„Eine Chance - mehr nicht“

■ Interview mit der neuen AL-Europaabgeordneten Birgit Cramon-Daiber

Birgit Cramon-Daiber ist neue AL-Abgeordnete im Europaparlament. Die 45jährige Diplompädagogin ist seit Jahren in der Berliner Alternativ- und Frauenprojektbewegung aktiv. Sie arbeitet in der Europagruppe, die vergangenes Jahr von VertreterInnen von Netzwerk, Goldrausch, Weiberwirtschaft und selbstverwalteten Betrieben gegründet wurde.

taz: Lohnt es sich als Alternative überhaupt, Energie in die europäische Megabürokratie zu stecken?

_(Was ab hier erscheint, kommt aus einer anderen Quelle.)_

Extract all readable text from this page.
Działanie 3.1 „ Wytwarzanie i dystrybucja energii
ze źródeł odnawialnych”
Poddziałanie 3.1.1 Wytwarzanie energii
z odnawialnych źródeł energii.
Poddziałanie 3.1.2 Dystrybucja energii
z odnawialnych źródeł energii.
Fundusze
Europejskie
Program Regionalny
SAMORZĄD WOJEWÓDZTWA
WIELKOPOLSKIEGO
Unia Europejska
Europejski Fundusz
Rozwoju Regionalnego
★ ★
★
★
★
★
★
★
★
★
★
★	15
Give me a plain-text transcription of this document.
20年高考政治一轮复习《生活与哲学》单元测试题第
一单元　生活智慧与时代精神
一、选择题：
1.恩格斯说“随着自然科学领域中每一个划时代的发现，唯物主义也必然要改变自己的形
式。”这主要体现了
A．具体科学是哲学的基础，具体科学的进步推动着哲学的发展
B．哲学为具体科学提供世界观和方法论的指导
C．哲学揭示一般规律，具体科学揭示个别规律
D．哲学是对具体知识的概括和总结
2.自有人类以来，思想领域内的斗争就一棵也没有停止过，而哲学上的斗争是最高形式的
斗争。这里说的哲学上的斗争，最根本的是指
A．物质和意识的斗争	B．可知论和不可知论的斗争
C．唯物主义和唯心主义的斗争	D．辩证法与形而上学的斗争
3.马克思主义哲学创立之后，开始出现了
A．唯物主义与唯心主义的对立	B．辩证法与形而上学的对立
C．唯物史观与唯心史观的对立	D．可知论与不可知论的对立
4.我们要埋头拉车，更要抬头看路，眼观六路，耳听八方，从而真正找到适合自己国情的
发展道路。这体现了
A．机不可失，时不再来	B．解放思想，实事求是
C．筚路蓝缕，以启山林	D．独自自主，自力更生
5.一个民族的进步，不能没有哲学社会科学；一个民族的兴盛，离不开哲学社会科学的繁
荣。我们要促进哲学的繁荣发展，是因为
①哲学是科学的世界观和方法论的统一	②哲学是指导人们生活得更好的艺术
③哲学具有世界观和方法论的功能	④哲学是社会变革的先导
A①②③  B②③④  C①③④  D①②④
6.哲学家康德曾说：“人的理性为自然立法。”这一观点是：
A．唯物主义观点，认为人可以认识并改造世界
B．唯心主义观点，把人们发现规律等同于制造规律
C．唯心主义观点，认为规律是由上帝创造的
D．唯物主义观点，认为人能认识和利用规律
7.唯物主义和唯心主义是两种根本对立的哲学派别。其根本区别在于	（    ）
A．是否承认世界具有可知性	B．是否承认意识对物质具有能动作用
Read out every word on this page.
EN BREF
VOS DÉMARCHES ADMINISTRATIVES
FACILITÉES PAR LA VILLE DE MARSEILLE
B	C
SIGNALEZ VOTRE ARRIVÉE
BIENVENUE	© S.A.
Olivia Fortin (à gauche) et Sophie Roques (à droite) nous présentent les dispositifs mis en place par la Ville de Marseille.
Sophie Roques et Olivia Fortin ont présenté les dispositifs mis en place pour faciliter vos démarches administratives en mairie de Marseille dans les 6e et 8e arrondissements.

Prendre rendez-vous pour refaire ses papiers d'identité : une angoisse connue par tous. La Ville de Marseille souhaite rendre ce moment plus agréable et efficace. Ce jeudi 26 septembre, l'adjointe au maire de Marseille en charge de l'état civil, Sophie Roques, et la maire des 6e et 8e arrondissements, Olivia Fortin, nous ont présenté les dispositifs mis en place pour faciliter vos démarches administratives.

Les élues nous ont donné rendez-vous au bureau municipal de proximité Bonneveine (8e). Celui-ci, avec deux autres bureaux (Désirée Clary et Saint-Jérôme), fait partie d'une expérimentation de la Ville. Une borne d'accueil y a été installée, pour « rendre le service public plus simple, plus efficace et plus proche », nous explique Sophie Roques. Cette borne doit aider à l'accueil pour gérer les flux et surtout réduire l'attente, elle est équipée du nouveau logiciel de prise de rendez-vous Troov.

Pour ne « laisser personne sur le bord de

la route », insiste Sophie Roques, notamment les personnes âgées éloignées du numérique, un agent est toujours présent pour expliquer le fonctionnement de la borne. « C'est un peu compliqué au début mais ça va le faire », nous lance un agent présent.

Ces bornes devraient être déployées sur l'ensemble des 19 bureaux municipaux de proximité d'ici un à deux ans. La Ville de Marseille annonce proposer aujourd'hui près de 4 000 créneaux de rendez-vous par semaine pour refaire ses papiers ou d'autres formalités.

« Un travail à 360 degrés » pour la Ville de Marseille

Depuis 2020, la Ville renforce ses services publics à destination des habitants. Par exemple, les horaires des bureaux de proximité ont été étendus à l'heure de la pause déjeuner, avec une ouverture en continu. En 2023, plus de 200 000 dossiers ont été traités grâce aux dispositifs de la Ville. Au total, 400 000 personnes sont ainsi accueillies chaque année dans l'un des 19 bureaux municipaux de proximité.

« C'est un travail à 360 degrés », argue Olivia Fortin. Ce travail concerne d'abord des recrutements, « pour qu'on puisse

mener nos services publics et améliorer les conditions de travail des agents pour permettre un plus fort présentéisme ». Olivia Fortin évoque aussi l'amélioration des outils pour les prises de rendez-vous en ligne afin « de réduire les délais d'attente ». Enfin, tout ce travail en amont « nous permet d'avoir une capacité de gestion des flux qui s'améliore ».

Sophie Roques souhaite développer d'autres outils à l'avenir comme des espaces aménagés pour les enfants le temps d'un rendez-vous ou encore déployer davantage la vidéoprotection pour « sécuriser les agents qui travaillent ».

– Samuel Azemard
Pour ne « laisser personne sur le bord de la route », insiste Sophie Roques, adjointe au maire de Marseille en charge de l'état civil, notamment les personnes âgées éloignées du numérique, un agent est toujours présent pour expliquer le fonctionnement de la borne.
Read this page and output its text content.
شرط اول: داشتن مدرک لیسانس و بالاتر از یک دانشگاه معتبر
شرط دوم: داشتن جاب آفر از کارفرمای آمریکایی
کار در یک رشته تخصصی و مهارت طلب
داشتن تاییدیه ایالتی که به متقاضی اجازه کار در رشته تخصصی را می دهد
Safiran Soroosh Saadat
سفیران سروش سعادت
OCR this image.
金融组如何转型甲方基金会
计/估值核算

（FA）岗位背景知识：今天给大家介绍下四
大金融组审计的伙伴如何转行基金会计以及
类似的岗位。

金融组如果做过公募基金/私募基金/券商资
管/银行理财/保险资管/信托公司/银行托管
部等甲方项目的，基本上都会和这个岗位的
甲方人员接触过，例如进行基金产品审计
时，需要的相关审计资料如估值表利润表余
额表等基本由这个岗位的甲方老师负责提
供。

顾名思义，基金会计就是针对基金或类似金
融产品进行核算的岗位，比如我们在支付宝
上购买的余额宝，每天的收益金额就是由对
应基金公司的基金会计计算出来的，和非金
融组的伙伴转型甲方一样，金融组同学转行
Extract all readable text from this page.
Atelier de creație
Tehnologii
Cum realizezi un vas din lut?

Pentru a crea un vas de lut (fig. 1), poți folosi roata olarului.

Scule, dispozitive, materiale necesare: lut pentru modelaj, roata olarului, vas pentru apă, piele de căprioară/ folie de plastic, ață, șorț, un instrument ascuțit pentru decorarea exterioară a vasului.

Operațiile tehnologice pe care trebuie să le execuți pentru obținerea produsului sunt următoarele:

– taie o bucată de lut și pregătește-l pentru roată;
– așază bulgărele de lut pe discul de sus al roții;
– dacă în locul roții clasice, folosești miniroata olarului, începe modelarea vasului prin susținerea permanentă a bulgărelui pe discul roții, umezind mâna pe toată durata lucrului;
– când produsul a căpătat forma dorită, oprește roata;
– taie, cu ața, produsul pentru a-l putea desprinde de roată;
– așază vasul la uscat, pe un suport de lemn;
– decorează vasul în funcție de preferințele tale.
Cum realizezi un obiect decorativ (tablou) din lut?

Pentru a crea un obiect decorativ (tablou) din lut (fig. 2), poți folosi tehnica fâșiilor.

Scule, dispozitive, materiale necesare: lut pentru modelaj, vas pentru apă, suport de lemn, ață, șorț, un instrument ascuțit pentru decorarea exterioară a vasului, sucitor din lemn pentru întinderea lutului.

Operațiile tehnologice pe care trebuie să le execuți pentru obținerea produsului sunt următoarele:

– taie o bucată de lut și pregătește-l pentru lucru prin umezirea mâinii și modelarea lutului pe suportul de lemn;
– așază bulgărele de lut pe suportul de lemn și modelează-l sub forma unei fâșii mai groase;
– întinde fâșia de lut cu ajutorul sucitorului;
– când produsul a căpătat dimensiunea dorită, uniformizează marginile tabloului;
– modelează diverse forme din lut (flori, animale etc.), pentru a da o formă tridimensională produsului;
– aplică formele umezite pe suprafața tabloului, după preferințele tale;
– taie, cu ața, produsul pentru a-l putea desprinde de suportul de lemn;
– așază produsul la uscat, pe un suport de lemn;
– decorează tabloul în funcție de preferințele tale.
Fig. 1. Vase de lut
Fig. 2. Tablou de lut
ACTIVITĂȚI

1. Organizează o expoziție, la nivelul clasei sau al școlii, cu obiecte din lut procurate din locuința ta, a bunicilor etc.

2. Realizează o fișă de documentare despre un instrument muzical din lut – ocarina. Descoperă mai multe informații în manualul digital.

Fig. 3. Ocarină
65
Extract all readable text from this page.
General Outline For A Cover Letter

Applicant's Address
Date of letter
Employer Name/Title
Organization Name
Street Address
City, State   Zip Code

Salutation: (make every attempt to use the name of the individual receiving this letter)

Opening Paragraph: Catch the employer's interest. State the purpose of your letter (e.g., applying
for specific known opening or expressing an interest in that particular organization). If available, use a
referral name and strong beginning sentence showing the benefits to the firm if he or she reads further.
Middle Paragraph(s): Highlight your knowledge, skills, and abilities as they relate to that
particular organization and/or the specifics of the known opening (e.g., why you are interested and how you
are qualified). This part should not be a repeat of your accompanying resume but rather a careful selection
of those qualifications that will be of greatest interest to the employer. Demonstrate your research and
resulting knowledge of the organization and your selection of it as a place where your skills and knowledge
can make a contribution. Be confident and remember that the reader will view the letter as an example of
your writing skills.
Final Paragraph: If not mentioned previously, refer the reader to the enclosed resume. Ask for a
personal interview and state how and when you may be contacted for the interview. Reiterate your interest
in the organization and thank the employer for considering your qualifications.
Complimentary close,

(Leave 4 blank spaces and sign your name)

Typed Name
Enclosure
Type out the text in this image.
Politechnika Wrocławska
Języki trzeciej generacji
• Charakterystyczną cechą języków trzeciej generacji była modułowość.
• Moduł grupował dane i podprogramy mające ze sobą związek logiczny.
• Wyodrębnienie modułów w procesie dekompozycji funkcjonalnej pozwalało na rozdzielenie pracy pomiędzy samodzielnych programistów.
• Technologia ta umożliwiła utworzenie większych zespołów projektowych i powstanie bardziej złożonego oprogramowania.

Birgit Cramon-Daber: Ich denke, ja. Natürlich fördert der EG -Binnenmarkt zunächst nur die großen Wirtschaftsunternehmen. Für eine alternative oder basisdemokratische Regionalentwicklung ist bisher nichts vorgesehen. Aber weil dieser Prozeß eminente Auswirkungen auf die Arbeitslosigkeit, die Massenverarmung, die Umwelt hat, ist es notwendig, kritische Positionen zu entwickeln und damit an die öffentlichkeit zu gehen. Das Europaparlament bietet eine Chance, Dinge in die Diskussion zu bringen, mehr nicht.

Was hat es mit den europäischen „Sozialfonds“ und „Regionalfonds“ auf sich? Sind sie auch für Berlin nutzbar?

Diese Fonds sollen Maßnahmen im Bereich Bildung und Beschäftigung unterstützen und Investitionshilfe für strukturschwache Gebiete geben. Berlin ist in der EG als vorrangiges Gebiet anerkannt. Diese Fonds sind aber nicht sehr üppig ausgestattet, machen nur 13 bis 16 Prozent des Gesamthaushaltes aus. 1989 sind das 90 Milliarden Mark.

Die Hoffnung vieler Projekte auf EG-Knete ist also eher Illusion?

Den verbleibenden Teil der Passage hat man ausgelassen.